Three Trends That Will Shape the Digital Assets Sector in 2025
- Nick Jones, Founder and CEO at Zumo
- 13.12.2024 10:00 am #DigitalAssets #CryptoTrends
The regulatory gaze will intensify. It’s fair to say that regulation usually lags behind innovation – but that innovation also attracts scrutiny. In 2025, we’ll see significant movement as the world’s regulators seek to balance their objectives of consumer protection and market integrity with allowing room for innovation to thrive.
The Financial Conduct Authority (FCA), following research that revealed 12% of UK adults now own crypto, has laid out its roadmap to pave the way for a comprehensive regulatory regime for crypto assets by 2026. So 2025 will see a series of focused consultations, with the aim of making policy development transparent and in line with industry thinking.
Across the pond, with Trump taking up residency at the White House in January, industry players anticipate regulatory clarity and a more pro-crypto stance. Trump has nominated digital assets advocate Paul Atkins to replace Gary Gensler as the new chief of the US Securities and Exchange Commission, calling him a “proven leader for common sense regulations”.
Increased regulatory scrutiny is a positive sign that our industry is maturing. And now companies must respond by adopting appropriately robust frameworks for governance, risk management, and compliance.
Sustainability will come sharply into the spotlight. As the sector continues its exponential growth, the carbon footprint of digital assets remains an unwelcome elephant lurking at the back of the room.
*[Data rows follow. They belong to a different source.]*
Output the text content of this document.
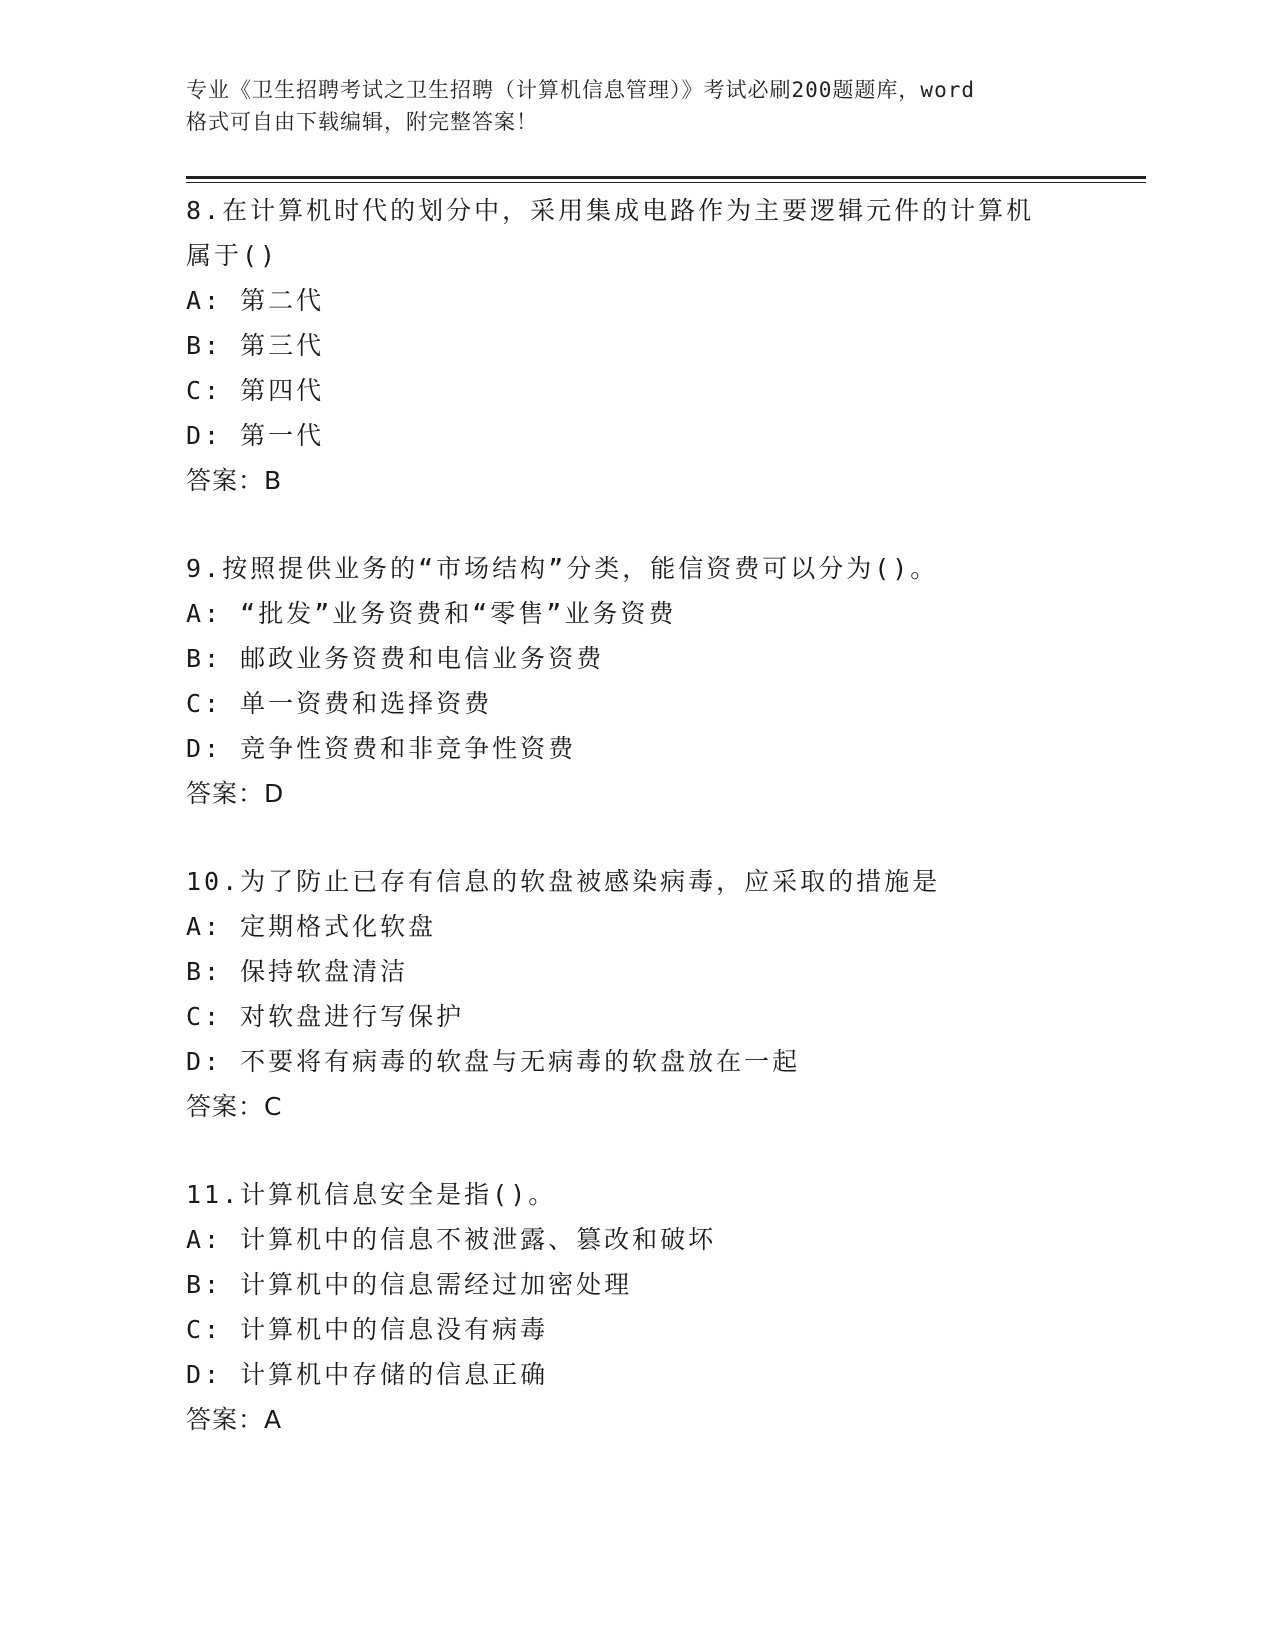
专业《卫生招聘考试之卫生招聘（计算机信息管理）》考试必刷200题题库，word
格式可自由下载编辑，附完整答案！

8.在计算机时代的划分中，采用集成电路作为主要逻辑元件的计算机

属于()

A: 第二代

B: 第三代

C: 第四代

D: 第一代

答案：B

9.按照提供业务的“市场结构”分类，能信资费可以分为()。

A: “批发”业务资费和“零售”业务资费

B: 邮政业务资费和电信业务资费

C: 单一资费和选择资费

D: 竞争性资费和非竞争性资费

答案：D

10.为了防止已存有信息的软盘被感染病毒，应采取的措施是

A: 定期格式化软盘

B: 保持软盘清洁

C: 对软盘进行写保护

D: 不要将有病毒的软盘与无病毒的软盘放在一起

答案：C

11.计算机信息安全是指()。

A: 计算机中的信息不被泄露、篡改和破坏

B: 计算机中的信息需经过加密处理

C: 计算机中的信息没有病毒

D: 计算机中存储的信息正确

答案：A
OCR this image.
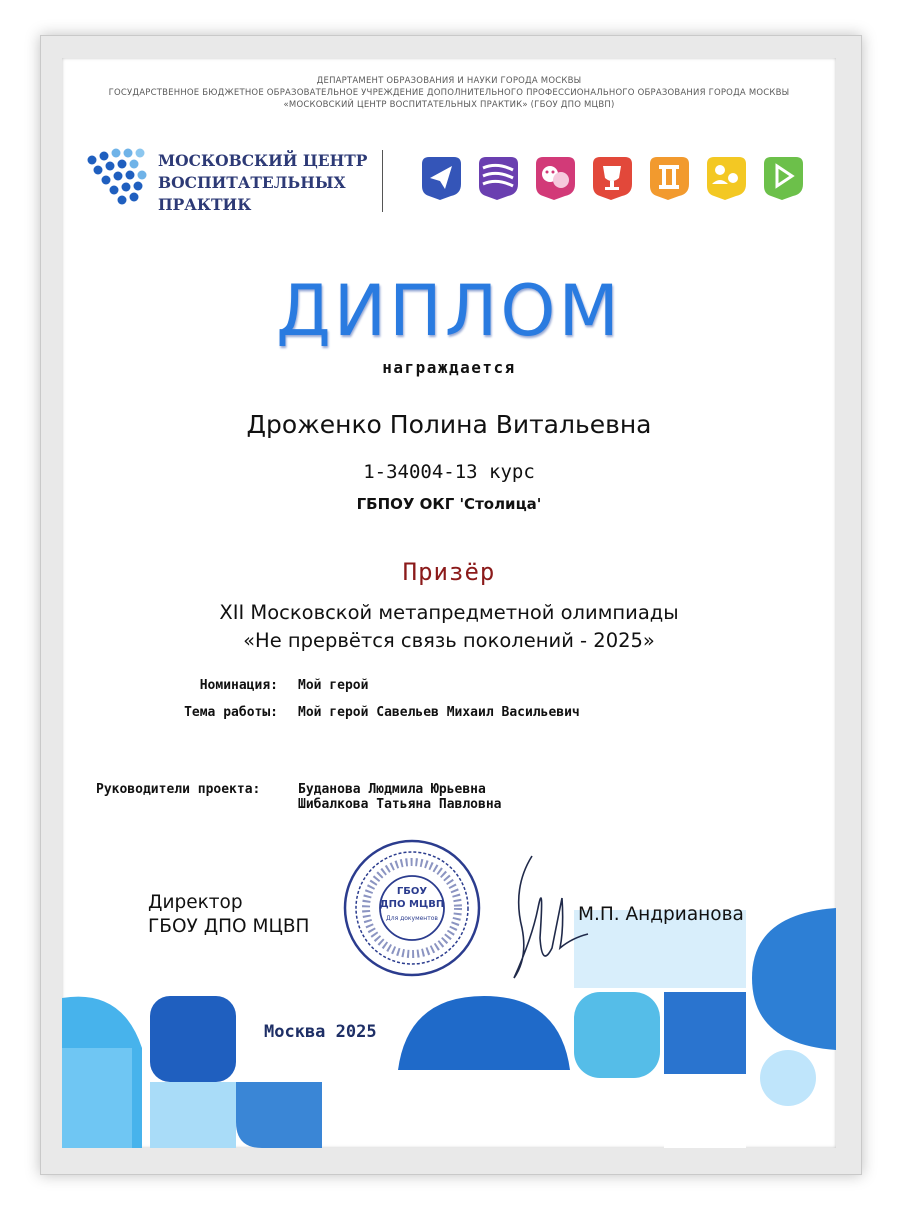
ДЕПАРТАМЕНТ ОБРАЗОВАНИЯ И НАУКИ ГОРОДА МОСКВЫ
ГОСУДАРСТВЕННОЕ БЮДЖЕТНОЕ ОБРАЗОВАТЕЛЬНОЕ УЧРЕЖДЕНИЕ ДОПОЛНИТЕЛЬНОГО ПРОФЕССИОНАЛЬНОГО ОБРАЗОВАНИЯ ГОРОДА МОСКВЫ
«МОСКОВСКИЙ ЦЕНТР ВОСПИТАТЕЛЬНЫХ ПРАКТИК» (ГБОУ ДПО МЦВП)
МОСКОВСКИЙ ЦЕНТР
ВОСПИТАТЕЛЬНЫХ
ПРАКТИК
ДИПЛОМ
награждается
Дроженко Полина Витальевна
1-34004-13 курс
ГБПОУ ОКГ 'Столица'
Призёр
XII Московской метапредметной олимпиады
«Не прервётся связь поколений - 2025»
Номинация: Мой герой
Тема работы: Мой герой Савельев Михаил Васильевич
Руководители проекта:	Буданова Людмила Юрьевна
Шибалкова Татьяна Павловна
Директор
ГБОУ ДПО МЦВП
М.П. Андрианова
ГБОУ
ДПО МЦВП
Для документов
Москва 2025
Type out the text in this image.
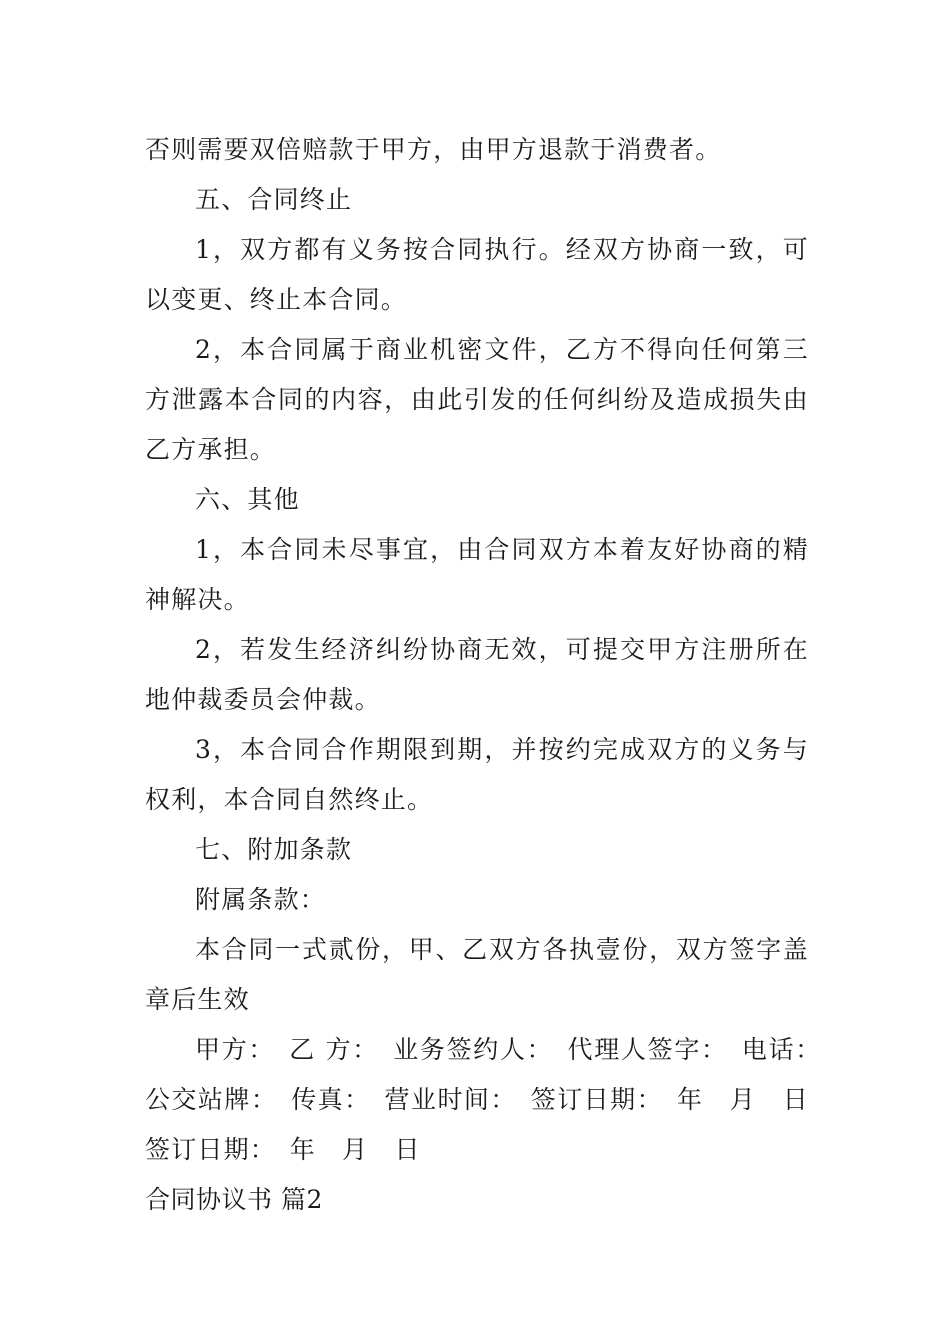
否则需要双倍赔款于甲方，由甲方退款于消费者。

五、合同终止

1，双方都有义务按合同执行。经双方协商一致，可以变更、终止本合同。

2，本合同属于商业机密文件，乙方不得向任何第三方泄露本合同的内容，由此引发的任何纠纷及造成损失由乙方承担。

六、其他

1，本合同未尽事宜，由合同双方本着友好协商的精神解决。

2，若发生经济纠纷协商无效，可提交甲方注册所在地仲裁委员会仲裁。

3，本合同合作期限到期，并按约完成双方的义务与权利，本合同自然终止。

七、附加条款

附属条款：

本合同一式贰份，甲、乙双方各执壹份，双方签字盖章后生效

甲方：　乙 方：　业务签约人：　代理人签字：　电话：　公交站牌：　传真：　营业时间：　签订日期：　年　月　日　签订日期：　年　月　日

合同协议书 篇2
We’ve seen significant advancements in Europe relating to crypto and sustainability, such as mandatory sustainability disclosures for crypto-asset service providers under the Markets in Crypto-Assets (MiCA) regulation. And during the recent Climate Week NYC, we saw clear enthusiasm from US providers, as well as an increasing convergence on climate tech as the next big investment impetus.
Blockchain technology can have a hugely positive impact on the climate agenda. Our Oxygen solution, for example, combines blockchain technology and strategically sourced market instruments – including renewable energy certificates (RECs) and carbon removals – to enable financial institutions to tackle the carbon footprint of their digital asset activities.
The industry has now woken up to what’s possible, and in 2025 we will see growing momentum, and further developments, in sustainability and innovation.
Blockchain will strengthen its grip on financial services - and beyond. The adoption of blockchain technology will spiral as new use cases are realised. One recent study highlighted that blockchain technology is now used by 81% of the world’s leading public companies – and don’t be surprised if this hits 100% in 2025.
Aside from providing firm foundations for the crypto sector, blockchain can also streamline banking and lending services, reducing both counterparty risk and settlement times. It also enables real-time verification of financial documents to enhance KYC and AML processes.
And there’s also a plethora of use cases being unlocked in adjacent industries. For example, blockchain is helping to train the large language models (LLMs), such as Chat GPT, that businesses are increasingly relying on to boost efficiency. By leveraging blockchain technology, developers can create an immutable, tamper-proof record of each model’s contributions, facilitating the identification, and removal, of problematic models without disturbing the overall learning process.